If it hadn't been for the kids, we wouldn't have gone to the 4D Gaudi Experiencia show down the road from Park Guell in Barcelona. We pondered why we were paying to sit in a dark room and watch something about the works we had just seen when it was sunny outside and there was so much more to see of the city.
But our teenage son's friend had said the show was the best thing he had seen in Barcelona. He was right; the presentation gave an insight to the brilliance of this 19th-century free thinker as the technology unscrambled and rebuilt rockfaces and foliage into the unconventional building designs of Antoni Gaudi.
And even more incredible for our kids, who have never not known technology, was that Gaudi drew with pencils and paper. No SketchUp website then, no PlayStations, no TVs, just imagination and sheer brilliance.
Such are the rewards of travelling with kids. At times it can be frustrating they can't see past a McDonald's when there is so much local fare to taste. But the kids notice things we don't see, from when they are little and we need to understand that being in a crowded street in a pushchair looking only at people's legs and bottoms isn't that much fun. No wonder kids wail to be lifted out of their pushchairs sometimes to gain a higher perspective.
Viewing the world through their fresh eyes so often highlights prejudices and preconceived ideas we adults unconsciously carry around.
Our youngest can work out which train, what time and what platform we need while we are still searching the schedules board for our destination.
When he was younger he defused the tension of being stuck in a French bouchon sur l'autoroute by announcing from his car seat in the back, "We're stuck." Frustration turned to laughter and there was nothing else we could do apart from edging forward and singing kids' songs.
Another time he pointed out that one parent was waiting for a flight in the wrong terminal.
I'm certain we wouldn't have turned up for a flight a day late if our travel-savvy young companions had been old enough to read and double-check our itinerary. (They always do now!) They help as we clumsily navigate iPhones and inflight entertainment systems. They pronounce foreign words much closer to the accents of the land than my strong Kiwi accent ever allows me to do; they notice landmarks we are oblivious to.
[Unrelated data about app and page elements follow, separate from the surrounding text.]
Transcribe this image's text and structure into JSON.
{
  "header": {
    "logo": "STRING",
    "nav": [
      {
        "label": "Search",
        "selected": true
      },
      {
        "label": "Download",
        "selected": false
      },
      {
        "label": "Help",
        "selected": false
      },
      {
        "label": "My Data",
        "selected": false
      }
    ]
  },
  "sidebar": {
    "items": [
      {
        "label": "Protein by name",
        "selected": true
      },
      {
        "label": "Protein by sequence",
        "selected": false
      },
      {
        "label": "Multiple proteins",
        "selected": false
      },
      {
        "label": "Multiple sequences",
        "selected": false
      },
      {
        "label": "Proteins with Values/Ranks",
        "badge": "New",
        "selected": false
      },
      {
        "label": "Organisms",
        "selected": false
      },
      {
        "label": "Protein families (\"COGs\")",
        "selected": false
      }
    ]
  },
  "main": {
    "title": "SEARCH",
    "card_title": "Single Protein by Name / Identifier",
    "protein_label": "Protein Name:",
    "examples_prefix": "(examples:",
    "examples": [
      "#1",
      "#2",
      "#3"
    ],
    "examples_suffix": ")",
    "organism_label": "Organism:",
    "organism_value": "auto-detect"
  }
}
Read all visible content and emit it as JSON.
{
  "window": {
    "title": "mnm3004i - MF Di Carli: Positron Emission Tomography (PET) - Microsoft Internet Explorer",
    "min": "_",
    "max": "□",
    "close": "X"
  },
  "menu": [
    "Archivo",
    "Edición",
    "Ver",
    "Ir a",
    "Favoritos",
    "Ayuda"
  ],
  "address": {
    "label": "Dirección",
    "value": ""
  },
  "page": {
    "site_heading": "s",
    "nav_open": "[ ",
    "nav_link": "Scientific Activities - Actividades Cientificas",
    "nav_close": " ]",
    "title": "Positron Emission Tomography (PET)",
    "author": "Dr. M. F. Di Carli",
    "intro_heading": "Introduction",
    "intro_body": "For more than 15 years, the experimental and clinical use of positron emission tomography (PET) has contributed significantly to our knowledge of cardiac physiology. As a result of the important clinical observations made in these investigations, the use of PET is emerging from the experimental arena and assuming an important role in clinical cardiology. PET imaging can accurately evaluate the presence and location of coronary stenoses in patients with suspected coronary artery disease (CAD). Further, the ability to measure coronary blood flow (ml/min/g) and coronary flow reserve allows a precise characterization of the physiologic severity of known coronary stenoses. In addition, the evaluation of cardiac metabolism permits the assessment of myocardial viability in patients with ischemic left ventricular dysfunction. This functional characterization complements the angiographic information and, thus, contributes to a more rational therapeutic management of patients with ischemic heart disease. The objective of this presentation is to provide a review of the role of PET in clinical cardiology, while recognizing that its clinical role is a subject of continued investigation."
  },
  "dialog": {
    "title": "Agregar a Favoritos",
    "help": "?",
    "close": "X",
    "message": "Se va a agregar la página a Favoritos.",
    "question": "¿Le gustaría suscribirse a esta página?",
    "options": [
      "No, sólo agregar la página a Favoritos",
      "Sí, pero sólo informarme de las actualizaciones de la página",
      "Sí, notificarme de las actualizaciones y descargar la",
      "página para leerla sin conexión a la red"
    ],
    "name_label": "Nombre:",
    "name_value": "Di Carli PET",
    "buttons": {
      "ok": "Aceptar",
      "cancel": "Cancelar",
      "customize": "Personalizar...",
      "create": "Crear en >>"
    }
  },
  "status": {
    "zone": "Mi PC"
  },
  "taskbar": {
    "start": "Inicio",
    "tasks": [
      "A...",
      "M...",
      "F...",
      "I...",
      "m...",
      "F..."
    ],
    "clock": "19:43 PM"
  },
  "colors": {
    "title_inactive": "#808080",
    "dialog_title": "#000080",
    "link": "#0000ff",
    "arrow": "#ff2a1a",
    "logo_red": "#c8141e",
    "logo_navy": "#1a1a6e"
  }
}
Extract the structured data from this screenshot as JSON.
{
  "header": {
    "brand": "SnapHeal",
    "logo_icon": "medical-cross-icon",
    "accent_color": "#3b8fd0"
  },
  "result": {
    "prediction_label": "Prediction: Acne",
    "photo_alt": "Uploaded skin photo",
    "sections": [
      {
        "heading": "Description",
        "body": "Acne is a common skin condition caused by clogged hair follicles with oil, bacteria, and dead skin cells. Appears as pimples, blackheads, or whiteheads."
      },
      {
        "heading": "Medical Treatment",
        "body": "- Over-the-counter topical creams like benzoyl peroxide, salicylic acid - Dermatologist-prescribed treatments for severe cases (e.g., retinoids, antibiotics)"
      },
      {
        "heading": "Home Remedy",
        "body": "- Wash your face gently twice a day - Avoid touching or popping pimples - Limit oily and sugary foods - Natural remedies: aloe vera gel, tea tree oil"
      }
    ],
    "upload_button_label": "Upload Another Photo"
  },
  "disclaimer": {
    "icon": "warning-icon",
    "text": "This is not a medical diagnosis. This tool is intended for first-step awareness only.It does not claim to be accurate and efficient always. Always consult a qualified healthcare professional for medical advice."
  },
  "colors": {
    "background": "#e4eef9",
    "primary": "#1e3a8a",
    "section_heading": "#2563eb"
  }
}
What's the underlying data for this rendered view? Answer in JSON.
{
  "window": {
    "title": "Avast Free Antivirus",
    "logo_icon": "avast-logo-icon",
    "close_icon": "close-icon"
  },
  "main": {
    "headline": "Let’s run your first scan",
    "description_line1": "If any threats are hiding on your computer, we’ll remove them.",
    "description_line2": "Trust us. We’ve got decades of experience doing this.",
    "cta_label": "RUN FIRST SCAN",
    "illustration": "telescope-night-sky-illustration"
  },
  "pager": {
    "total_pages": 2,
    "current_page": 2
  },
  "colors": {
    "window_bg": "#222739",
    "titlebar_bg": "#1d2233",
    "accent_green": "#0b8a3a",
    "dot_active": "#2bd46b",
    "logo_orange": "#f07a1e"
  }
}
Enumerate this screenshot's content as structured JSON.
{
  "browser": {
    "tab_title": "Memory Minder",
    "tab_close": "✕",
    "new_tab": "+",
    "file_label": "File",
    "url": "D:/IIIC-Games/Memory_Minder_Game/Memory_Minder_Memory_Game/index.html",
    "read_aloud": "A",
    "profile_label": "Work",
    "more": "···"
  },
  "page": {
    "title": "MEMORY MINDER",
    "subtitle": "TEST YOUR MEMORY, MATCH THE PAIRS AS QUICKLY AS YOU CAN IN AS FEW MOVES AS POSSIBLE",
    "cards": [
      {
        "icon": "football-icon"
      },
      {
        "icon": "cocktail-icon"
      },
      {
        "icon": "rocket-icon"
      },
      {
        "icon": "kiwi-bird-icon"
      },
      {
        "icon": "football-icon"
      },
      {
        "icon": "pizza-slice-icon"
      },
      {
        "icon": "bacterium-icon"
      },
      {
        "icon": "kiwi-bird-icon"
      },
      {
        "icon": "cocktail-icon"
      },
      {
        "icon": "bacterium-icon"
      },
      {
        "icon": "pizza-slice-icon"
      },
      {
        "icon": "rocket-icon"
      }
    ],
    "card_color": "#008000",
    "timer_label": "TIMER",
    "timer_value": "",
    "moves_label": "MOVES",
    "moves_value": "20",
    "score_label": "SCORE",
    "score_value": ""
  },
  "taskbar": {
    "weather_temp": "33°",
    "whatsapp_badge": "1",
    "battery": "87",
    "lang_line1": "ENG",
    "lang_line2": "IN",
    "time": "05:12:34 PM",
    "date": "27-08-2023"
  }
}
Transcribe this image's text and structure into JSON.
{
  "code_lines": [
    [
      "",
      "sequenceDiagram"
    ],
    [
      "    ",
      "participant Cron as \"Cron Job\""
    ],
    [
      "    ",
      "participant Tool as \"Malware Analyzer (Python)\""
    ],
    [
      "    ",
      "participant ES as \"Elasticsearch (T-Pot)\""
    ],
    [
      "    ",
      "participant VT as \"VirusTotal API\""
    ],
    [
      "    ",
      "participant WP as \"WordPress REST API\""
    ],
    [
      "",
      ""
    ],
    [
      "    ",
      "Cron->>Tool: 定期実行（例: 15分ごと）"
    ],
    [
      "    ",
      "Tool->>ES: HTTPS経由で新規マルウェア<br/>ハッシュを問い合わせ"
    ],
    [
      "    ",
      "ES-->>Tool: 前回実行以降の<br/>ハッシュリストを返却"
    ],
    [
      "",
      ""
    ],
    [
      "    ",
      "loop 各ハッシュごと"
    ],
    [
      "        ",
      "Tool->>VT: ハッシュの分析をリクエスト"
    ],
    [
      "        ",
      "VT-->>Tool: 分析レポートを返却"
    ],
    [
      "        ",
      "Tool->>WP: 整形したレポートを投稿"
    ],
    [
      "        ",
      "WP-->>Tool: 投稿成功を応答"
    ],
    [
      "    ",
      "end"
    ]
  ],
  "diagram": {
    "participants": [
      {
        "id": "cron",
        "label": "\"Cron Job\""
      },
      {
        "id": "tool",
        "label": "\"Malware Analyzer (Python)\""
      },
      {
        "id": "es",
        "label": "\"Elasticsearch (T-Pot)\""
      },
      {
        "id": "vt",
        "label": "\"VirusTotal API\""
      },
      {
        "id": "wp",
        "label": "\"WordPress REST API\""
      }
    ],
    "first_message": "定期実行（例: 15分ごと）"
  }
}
They remind me, too, to take it easy when I sometimes try to cram in too much sightseeing ... their little red faces sweating buckets convinced us to ditch our walking tour of Singapore's Chinatown at noon for an air-conditioned taxi ride back to our hotel and a refreshing swim.
They can be a tad non-PC, playing the burger boy challenge to spot the most obese person of the day and pointing out the similarity of a shop assistant to sidesplitting comedian Miranda just before I made a purchase. "Such fun", especially as the Miranda double wouldn't stop talking while my daughter was doubled over laughing, out of the assistant's line of sight but definitely in mine.
We've been persuaded to eat in places we wouldn't have stopped at ... and enjoyed, we've met people who wouldn't have spoken to us if we had been travelling only with adults.
Such fun ... from the Gaudi show, impromptu hilarity and the kindness of strangers, all thanks to travelling with young companions.
That's why I hope I'll never frown a furrowed brow at other parents travelling with babies and little children as I sometimes see other travellers do. Some people seem to forget we were all young once.